In sum, our study did not aim to separate different subtypes of number–color synesthesia but to establish a distinction between the graphemic and semantic aspects of number–color synesthesia on the temporal dimension. We revealed the temporal dynamics of the behavioral outcomes in number–color synesthesia, in which the graphemic pathway was quick and relatively persistent in sub-serving the color activation, while the semantic pathway had a slower onset and is more transient. Moreover, effects from the pathways appeared non-additive, possibly implying a common neuronal representation of the synesthetic concurrent.

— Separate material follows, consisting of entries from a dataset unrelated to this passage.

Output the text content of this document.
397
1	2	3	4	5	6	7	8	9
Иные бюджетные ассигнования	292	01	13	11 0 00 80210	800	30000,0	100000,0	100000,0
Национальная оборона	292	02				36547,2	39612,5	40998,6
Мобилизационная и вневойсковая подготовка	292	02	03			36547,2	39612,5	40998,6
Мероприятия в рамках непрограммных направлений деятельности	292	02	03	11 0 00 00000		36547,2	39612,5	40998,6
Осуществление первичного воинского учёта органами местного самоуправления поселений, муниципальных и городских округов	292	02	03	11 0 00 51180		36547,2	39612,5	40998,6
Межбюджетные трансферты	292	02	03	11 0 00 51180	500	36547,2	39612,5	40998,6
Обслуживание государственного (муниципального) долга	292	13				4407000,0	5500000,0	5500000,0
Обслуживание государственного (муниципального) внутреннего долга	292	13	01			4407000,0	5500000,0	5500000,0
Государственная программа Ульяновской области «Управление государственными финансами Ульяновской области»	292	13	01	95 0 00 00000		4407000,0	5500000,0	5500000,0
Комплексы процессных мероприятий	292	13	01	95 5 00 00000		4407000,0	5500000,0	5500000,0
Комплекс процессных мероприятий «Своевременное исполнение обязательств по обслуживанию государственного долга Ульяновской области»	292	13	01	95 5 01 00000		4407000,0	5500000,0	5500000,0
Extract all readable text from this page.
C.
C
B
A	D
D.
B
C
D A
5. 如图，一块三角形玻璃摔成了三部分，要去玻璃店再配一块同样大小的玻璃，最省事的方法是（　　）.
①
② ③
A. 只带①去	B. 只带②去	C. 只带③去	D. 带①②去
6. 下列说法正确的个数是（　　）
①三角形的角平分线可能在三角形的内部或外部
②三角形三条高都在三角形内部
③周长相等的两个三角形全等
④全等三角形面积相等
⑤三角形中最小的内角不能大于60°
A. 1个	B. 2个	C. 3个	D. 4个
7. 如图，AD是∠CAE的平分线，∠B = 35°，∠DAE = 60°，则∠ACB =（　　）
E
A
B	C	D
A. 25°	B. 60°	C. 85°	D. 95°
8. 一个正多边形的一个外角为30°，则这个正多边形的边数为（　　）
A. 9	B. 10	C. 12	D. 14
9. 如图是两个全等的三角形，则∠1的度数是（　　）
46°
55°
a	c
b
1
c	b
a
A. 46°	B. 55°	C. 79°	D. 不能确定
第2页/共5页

In contrast to previous studies which discussed the heterogeneity of synesthesia by distinguishing between its perceptual vs. conceptual nature and considered each type of synesthesia as a unitary whole, our distinction between graphemic and semantic pathways is a distinction within conceptual synesthesia. Moreover, the two pathways are co-existing mechanisms within individuals, rather than between-individual differences. For future studies, our study has demonstrated that investigating the time courses of synesthetic activation can be an effective methodology of distinguishing between different mechanisms in synesthesia; theoretically, we call attention to the possibility that a single type of synesthesia may involve multiple mechanisms.